5 grudnia 2010

Miroslav Žamboch- Łowcy


Wydawnictwo: Fabryka Słów
Liczba stron: 560


 Kontakt z literaturą fantastyczną zawdzięczam mojemu chłopakowi, który podsuwa mi, co ciekawsze książki z tego gatunku. Tym sposobem w moje ręce trafili „Łowcy”. Historia opowiada o młodym fizyku, Marku Twili, który odkrył możliwość jednorazowej podróży w czasie. Podróż ta odbędzie się do ery mezozoicznej, kiedy to Ziemię zamieszkiwały dinozaury. Grupa zamożnych miłośników polowania natychmiast postanawia udać się na taką wyprawę z zamiarem zdobycia jedynego w swoim rodzaju trofeum łowieckiego. Przewodnikiem i gwarantem bezpiecznego powrotu do naszych czasów staje się, oczywiście, główny bohater. Uczestnicy tej niecodziennej podróży przeżywają wiele niesamowitych przygód i muszą stawić czoła przeróżnym problemom i trudnościom.


Mark Twili to nieśmiały i nieporadny naukowiec, który raczej nie nadaje się na organizatora egzotycznych wypraw, jednak już od pierwszych stron wzbudził moją sympatię. W początkowej fazie ekspedycji jest raczej ciężarem dla innych uczestników, ale z czasem nabiera pewności siebie i umiejętności przetrwania w zupełnie dzikim świecie.

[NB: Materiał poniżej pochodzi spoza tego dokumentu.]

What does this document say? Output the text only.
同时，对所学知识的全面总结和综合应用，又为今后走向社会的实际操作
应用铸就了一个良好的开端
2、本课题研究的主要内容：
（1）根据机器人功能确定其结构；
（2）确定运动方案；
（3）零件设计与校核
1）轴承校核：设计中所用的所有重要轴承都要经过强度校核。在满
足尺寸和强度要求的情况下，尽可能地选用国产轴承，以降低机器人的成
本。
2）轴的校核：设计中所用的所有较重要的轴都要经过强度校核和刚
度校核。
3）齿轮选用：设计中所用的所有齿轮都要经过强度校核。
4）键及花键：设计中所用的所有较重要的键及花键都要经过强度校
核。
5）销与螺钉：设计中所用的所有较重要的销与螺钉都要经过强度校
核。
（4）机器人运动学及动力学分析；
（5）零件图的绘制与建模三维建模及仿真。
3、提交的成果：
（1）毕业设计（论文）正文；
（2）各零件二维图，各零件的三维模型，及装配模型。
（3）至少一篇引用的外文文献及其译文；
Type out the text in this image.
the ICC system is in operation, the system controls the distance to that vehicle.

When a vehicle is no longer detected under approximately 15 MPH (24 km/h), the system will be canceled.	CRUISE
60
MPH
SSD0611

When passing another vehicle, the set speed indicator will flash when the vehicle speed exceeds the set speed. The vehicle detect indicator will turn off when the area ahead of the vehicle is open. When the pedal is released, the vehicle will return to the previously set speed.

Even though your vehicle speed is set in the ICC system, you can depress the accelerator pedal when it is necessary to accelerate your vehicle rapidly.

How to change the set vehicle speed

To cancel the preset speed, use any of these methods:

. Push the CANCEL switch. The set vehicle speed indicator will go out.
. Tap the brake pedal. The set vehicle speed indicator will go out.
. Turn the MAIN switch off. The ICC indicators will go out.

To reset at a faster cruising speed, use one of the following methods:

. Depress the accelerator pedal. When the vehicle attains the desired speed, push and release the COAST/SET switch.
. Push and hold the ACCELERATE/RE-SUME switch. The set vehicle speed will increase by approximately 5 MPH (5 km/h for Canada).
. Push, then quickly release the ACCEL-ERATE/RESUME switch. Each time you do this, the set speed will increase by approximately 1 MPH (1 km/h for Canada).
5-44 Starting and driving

Ostatecznie ktoś z pozoru słaby okazuje się najsilniejszym i najbardziej wytrzymałym członkiem grupy.    

Książka ta wywarła na mnie pozytywne wrażenie. Jest dynamiczna, wciągająca i dobrze napisana. Łączy w sobie elementy powieści fantastycznej i przygodowej. W żadnym momencie nie nudzi, a wręcz przeciwnie z każdą stroną napięcie wzrasta. Pojawiające się metafizyczne zagadnienia, przeczące dotychczasowej wiedzy o stworzeniach żyjących w mezozoiku, dodatkowo uatrakcyjniają fabułę. Podobają mi się także bohaterowie wykreowani przez autora. Różni ich niemal wszystko- charakter, pochodzenie i maniery, ale w obliczu niebezpieczeństwa zmuszeni są ze sobą współpracować. Nie zabrakło także negatywnej postaci, której egoizm i zadufanie w sobie często sprowadzały kłopoty na całą grupę. Nakreślony został także wątek miłosny, zgrabnie wpleciony w ogólną fabułę powieści.


Zakończenie nie wyjaśnia wszystkiego, a właściwie piętrzy niedomówienia i podsyca ciekawość. Na ostatnich stronach pojawiają się kolejne tajemnice i dziwne wydarzenia. Nie pozostaje mi, więc nic innego, jak cierpliwie czekać na kolejną część „Łowców”.